While many students said they feel safe among their teachers and classmates, some also faced a new kind of vulnerability. Sometimes, when a lot of LGBTQ people gather in one place, Rory said that “the goal is to feel that the target that lies on my back every day gets 500 times bigger”.

In recent weeks, the school has been the subject of conversation for Tim James, a Republican nominee for governor who is running for the right of incumbent President Ivy. (She has shifted to the right She herself, and polls suggest she is likely to win.) His political advertisement, which used photos that appeared on the school’s public Facebook page, highlighted a drag show the school held to raise money for the bee of national history.

According to Dr. Wilson, sporadic disruptions at the academy occurred shortly after the ads appeared on television, forcing the school to increase its security staff. “I mean, I guess we’ve learned a lesson that we don’t post a lot of photos anymore,” he added.

In an e-mail response to questions, Mr James said the drag show was an example of “exploitation and, at best, emotional abuse of children”, adding that the school itself was a sign that the cultural war between common sense and madness has reached Alabama ”.

Students at the school talked about Mr. James’ company with disobedience – many rolled their eyes – and fear. “I’m scared to come to school,” said Temperance, a 7th grader.

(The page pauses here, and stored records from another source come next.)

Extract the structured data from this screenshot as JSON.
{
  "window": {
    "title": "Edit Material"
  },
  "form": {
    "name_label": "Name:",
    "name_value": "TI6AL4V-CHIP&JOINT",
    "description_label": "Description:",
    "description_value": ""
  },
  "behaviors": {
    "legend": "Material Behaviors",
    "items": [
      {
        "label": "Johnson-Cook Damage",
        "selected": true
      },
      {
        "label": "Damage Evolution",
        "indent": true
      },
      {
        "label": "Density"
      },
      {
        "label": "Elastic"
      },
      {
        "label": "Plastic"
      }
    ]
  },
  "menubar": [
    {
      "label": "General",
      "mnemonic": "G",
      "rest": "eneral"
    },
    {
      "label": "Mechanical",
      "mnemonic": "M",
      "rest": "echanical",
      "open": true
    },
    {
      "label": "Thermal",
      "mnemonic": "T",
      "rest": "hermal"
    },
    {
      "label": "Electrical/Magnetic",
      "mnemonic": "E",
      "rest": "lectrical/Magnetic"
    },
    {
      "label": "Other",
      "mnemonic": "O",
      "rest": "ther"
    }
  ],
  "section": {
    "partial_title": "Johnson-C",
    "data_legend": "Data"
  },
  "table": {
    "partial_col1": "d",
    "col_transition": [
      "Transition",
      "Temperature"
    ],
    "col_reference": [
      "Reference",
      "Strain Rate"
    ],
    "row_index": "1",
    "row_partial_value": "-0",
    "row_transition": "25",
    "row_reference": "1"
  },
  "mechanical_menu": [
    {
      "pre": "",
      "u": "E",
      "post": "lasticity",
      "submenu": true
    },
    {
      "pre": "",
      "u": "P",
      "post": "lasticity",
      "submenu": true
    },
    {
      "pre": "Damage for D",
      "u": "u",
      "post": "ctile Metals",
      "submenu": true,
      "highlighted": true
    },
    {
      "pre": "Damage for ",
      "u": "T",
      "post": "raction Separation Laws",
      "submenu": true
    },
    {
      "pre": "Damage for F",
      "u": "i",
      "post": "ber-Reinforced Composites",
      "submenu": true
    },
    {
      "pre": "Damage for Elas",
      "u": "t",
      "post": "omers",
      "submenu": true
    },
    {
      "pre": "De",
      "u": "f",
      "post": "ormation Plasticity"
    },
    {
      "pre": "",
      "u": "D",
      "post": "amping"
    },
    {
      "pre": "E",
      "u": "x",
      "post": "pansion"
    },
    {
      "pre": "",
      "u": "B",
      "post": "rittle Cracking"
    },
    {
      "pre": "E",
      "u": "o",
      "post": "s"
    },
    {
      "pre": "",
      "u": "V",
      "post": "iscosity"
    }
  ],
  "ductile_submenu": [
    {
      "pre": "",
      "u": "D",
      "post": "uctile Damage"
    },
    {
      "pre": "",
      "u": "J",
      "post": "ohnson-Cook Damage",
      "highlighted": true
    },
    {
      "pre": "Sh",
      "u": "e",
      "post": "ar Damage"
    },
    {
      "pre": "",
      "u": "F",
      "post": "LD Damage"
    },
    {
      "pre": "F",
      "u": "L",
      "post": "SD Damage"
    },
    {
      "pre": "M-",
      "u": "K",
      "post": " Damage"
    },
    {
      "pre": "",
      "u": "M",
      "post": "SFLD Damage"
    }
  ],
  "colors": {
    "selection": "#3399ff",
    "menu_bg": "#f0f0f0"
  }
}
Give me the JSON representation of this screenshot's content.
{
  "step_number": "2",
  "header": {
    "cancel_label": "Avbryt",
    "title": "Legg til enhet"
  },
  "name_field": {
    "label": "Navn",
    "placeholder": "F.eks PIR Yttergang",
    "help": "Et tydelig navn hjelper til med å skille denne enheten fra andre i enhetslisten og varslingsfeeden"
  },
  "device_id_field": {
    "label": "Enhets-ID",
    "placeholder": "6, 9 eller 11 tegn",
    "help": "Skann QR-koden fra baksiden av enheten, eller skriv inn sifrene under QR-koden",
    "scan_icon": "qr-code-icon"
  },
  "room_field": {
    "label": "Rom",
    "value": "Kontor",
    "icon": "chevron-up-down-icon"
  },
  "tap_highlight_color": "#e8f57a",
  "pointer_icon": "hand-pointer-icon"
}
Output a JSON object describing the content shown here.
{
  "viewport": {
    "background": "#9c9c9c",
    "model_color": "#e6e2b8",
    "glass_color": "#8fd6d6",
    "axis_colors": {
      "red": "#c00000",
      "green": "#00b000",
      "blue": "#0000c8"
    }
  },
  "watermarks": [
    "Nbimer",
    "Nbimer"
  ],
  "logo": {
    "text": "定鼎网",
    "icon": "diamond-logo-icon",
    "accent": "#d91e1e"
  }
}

Amid violent political storms, the Magic City Acceptance Academy is also facing a more prosaic challenge of preparing students for their studies as the first year of school ends this month. He plans to add Mandarin courses next school year to complement this year’s Spanish and French, and later may also offer Advanced Placement classes. According to Dr. Wilson, next fall the number of students is expected to grow to about 350.

This will include Rory, who maintains his grades and thinks about college. He wants to study agriculture to possibly become a beekeeper – even if moving on would mean leaving the first school where he ever felt safe, being himself.

“It’s a really strong community,” he said. “While it may be scary, I’m still optimistic that all will be well.”